Rauchmelderpflicht in Bayern

Die Rauchmelderpflicht in Bayern

Die Rauchmelderpflicht wurde am 25.09.2012 in Bayern eingeführt und die entsprechende Vorschrift ist zu 01.01.2013 in Kraft getreten. Alle Wohnungen, die seit dem 01.01.2013 neu gebaut wurden, mussten mit Rauchmeldern ausgestattet werden, die den gesetzlichen Vorschriften des Paragraphen 46 der Bayerischen Bauordnung entsprechen. Für alle vor dem 01.01.2013 bereits bestehenden Wohnungen gilt die bis zum 31. Dezember 2017 noch bestehende Übergangsfrist. Innerhalb dieser müssen alle Bestandswohnungen mit Rauchmeldern nachgerüstet werden, die natürlich ebenfalls den gesetzlichen Vorschriften des oben angegebenen Paragrafen entsprechen.

Gesetzliche Vorschriften

Kurz und knapp zusammengefasst bedeutet dies, dass die Rauchmelderpflicht in Bayern sowohl für alle vor dem 01.01.2013 gebauten als auch für alle ab dem 01.01.2013 neu errichteten Wohnungen gleichermaßen Gültigkeit hat. Zu den gesetzlichen Vorschriften der Rauchmelderpflicht zählt, dass sowohl in jedem Kinder- als auch in jedem Schlafzimmer und jedem Flur, der den Zugang zu den Aufenthaltsräumen einer Wohnung ermöglicht, jeweils mindestens ein Rauchmelder angebracht und installiert werden muss. Die Rauchmelder müssen gemäß den gesetzlichen Vorschriften so eingebaut und in Betrieb genommen werden, dass diese den entstehenden Rauch nicht nur erkennen, sondern auch melden können. Vom Eigentümer einer Wohnung, welcher in den meisten Fällen die Vermieter sind, müssen für den Einbau der gesetzlich vorgeschriebenen Rauchmelder Sorge tragen. Die Besitzer einer Wohnung, welche in den allermeisten Fällen die Mieter sind, haben für die korrekte Betriebsbereitschaft der durch den Eigentümer eingebauten Rauchmelder Sorge zu tragen. Die einzige Ausnahmeregelung gilt nur dann, wenn der Vermieter selbst die Wartungsarbeiten übernimmt. In diesen Fällen kann der Vermieter die durch die Wartung des Gerätes entstandenen Kosten im Rahmen der durch den Vermieter jährlich zu erstellenden Nebenkostenabrechnung auf den Vermieter übertragen. Nach einer Betriebsdauer von zehn Jahren sollte der bestehende Rauchmelder gegen einen neuen ersetzt werden. Dadurch wird die Zuverlässigkeit der Betriebsbereitschaft eines jeden Rauchmelders deutlich erhöht und damit auch die erfolgreiche Lebensrettung in einer Notsituation, beispielsweise ein plötzlich in der Nacht auftretender Brand.

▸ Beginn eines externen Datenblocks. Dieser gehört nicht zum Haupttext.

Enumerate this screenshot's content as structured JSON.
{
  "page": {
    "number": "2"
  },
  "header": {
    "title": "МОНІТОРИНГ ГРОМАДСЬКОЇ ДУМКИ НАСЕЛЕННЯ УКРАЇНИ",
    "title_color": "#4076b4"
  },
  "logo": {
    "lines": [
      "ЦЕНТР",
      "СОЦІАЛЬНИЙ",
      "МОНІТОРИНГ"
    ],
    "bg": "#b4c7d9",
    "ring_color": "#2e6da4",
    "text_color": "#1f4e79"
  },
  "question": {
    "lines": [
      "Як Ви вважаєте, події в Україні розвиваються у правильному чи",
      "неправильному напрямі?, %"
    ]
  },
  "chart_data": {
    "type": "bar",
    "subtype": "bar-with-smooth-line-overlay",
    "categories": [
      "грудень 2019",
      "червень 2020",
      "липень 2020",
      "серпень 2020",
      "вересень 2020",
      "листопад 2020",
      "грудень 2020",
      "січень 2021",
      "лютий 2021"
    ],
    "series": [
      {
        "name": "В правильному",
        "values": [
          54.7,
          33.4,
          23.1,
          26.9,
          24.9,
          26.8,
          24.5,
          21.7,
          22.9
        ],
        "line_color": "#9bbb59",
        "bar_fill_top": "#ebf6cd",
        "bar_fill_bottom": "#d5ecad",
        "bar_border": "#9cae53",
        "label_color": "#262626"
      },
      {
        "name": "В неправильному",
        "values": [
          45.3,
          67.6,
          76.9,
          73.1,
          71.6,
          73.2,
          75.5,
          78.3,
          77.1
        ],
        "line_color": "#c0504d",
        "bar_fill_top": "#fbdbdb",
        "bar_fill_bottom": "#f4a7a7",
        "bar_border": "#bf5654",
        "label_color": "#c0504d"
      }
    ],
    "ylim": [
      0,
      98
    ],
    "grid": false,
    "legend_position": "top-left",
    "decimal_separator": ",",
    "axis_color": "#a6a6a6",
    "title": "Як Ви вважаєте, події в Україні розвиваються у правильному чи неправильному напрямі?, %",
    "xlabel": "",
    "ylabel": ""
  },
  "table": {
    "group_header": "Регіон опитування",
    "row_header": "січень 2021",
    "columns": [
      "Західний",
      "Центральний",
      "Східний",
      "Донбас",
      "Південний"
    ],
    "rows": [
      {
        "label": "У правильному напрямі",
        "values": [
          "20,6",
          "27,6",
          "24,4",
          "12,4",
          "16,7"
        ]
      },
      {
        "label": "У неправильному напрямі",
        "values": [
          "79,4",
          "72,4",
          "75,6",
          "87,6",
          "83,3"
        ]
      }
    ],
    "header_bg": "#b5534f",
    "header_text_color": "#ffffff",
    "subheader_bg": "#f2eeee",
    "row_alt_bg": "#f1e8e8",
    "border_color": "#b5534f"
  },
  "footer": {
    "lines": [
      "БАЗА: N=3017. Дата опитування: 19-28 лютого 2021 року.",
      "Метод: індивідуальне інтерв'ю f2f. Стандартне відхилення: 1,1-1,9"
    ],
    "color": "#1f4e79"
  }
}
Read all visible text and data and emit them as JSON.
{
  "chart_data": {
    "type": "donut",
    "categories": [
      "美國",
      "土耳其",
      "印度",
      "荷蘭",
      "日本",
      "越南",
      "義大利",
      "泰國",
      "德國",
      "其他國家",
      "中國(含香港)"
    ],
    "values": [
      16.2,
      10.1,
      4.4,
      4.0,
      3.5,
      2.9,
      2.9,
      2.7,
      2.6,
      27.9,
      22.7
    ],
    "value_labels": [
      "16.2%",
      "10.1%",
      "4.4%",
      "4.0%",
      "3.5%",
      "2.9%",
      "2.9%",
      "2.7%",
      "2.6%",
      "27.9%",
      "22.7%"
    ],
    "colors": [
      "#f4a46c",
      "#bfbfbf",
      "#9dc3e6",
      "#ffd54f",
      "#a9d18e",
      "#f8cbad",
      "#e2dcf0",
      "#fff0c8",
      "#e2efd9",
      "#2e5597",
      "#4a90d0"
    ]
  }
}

Gültigkeit der Rauchmelderpflicht

Zu beachten ist bei diesem Thema außerdem, dass die hier beschriebene Rauchmelderpflicht in Bayern ausschließlich nur für die Wohnungen gilt und nicht für öffentliche Gebäude wie beispielsweise eine staatlich anerkannte Privatschule. Geregelt wird die Rauchmelderpflicht Bayern insbesondere im Paragraph 46 der Bayerischen Bauordnung. Der bayerische Landtag hat dem entsprechenden Gesetzentwurf am 29.11.2012 zugestimmt. Am 11.12.2012 folgte dann die Unterzeichnung der Gesetzesänderung zur Rauchmelderpflicht in Bayern durch den Ministerpräsident. Im bayerischen Gesetz- und Verordnungsblatt wurde die Änderung dann am 17. Dezember 2012 bekannt gegeben. Die Änderung des Gesetzes bezüglich des Paragraphen 46 BayBO trat dann zu 01.01.2013 in Kraft.

Für alle seit dem 01.01.2013 errichteten Neubauten ist die Ausstattung dieser mit Rauchmeldern somit gesetzlich verpflichtend. Die Vermieter bzw. Eigentümer aller vor dem 01.01.2013 gebauten Bestandsbauten sind ebenso gesetzlich verpflichtet diese bis spätestens zum 31.12.2017 mit Rauchmeldern, die den gesetzlichen Vorschriften entsprechen, nachzurüsten. Ausnahmen gibt es für besondere Bauten wie z.B. Hochhäuser. In diesen Fällen zählt das Datum, an dem die Baumgenehmigung für die entsprechende Sonderbaut erteilt wurde, als Stichtag zur genauen Berechnung der gesetzlich vorgeschriebenen Übergangsfrist.